Philippine military and police teams stormed a luxury hotel in Manila on Thursday to end a short-lived coup attempt by a small group of soldiers and others who had called on the army to mutiny.
Government forces fired teargas into the lobby of the Manila Peninsula Hotel and used an armoured personnel carrier to batter down its glass doors before storming in under cover of repeated bursts of fire in the air. There were no casualties.
The rebel soldiers, a senator, former Vice-President Teofisto Guingona and a few clerics who had occupied the plush icon in the sprawling city of 12 million people surrendered and were arrested.
"We are going out for the sake of the safety of everybody," their leader Senator Antonio Trillanes earlier told reporters. "For your sake, because we will not live with our conscience if some of you get hurt or get killed in the crossfire. We cannot afford that."

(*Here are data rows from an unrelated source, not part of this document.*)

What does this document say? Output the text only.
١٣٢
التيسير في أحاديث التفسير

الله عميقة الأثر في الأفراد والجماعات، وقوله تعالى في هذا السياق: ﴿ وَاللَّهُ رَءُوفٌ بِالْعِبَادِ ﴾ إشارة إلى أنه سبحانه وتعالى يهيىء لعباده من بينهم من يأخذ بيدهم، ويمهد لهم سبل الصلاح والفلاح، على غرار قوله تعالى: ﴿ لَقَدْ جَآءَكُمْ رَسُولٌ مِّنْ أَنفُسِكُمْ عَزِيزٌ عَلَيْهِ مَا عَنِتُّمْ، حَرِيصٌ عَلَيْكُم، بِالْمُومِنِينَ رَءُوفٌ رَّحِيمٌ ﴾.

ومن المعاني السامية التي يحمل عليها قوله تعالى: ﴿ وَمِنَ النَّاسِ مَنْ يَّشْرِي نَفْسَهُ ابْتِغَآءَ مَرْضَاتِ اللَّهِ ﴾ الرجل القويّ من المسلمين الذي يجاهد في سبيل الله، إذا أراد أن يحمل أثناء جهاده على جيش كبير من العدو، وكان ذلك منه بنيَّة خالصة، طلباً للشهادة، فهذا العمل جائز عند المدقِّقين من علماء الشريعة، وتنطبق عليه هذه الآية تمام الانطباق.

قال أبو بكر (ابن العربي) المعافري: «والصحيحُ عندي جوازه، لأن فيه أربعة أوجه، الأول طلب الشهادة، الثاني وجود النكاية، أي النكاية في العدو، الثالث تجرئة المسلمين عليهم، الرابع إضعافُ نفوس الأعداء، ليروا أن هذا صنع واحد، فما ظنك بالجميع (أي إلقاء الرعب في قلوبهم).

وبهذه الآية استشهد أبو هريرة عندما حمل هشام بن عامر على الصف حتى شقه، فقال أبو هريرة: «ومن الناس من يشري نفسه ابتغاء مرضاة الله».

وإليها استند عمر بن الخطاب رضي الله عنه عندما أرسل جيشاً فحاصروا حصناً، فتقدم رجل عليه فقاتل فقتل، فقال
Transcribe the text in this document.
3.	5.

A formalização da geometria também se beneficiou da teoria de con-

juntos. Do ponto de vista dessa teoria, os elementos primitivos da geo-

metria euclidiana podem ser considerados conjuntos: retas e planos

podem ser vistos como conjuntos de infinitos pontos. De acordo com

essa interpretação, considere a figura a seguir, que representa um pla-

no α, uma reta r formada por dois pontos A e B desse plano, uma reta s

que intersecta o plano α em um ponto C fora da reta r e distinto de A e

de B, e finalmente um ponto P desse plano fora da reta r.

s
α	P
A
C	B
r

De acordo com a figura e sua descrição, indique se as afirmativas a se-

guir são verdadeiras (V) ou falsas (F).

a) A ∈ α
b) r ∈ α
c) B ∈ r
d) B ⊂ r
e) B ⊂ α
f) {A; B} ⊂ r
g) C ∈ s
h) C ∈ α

It was the latest in a series of coup attempts to plague the Southeast Asian nation since dictator Ferdinand Marcos was ousted two decades ago. Thursday's drama attracted hundreds of curious onlookers, but no one voiced any support for those inside the hotel, and there were no reports of unrest within the military.
Most of the guests had been evacuated before the assault, but over 100 people, including hotel staff and journalists, were caught in the midst of the action.
A bride dressed in wedding finery left the Peninsula by a side exit along with her husband-to-be and guests to hold the reception at a hotel across the road.
When the coup effort collapsed Senator Trillanes, who as a navy officer also led a failed mutiny in 2003 against President Gloria Macapagal Arroyo and was elected to the upper house in May, was hauled away in plastic wrist restraints.
Fellow mutineers, including around two dozen soldiers, a priest and a retired bishop, were among those arrested. So were scores of journalists. National police chief Avelino Razon told television that 101 people had been detained, including the journalists. The drama started when Trillanes and some soldiers walked out of their own trial for the 2003 mutiny, escorted by guards assigned to keep them from escaping.
They marched to the Peninsula in Manila's Makati financial district and took over the building, calling for the overthrow of Arroyo. Journalists trying to do live phone-ins spluttered and covered their faces with handkerchiefs as the tear gas rose from the lobby to higher floors. Government forces closed down virtually the entire Makati area, and surrounded the Peninsula with troops and trucks.
The government imposed a curfew from midnight to 5 am in Manila and two surrounding regions on Friday, a government holiday. Officials called it a precautionary measure.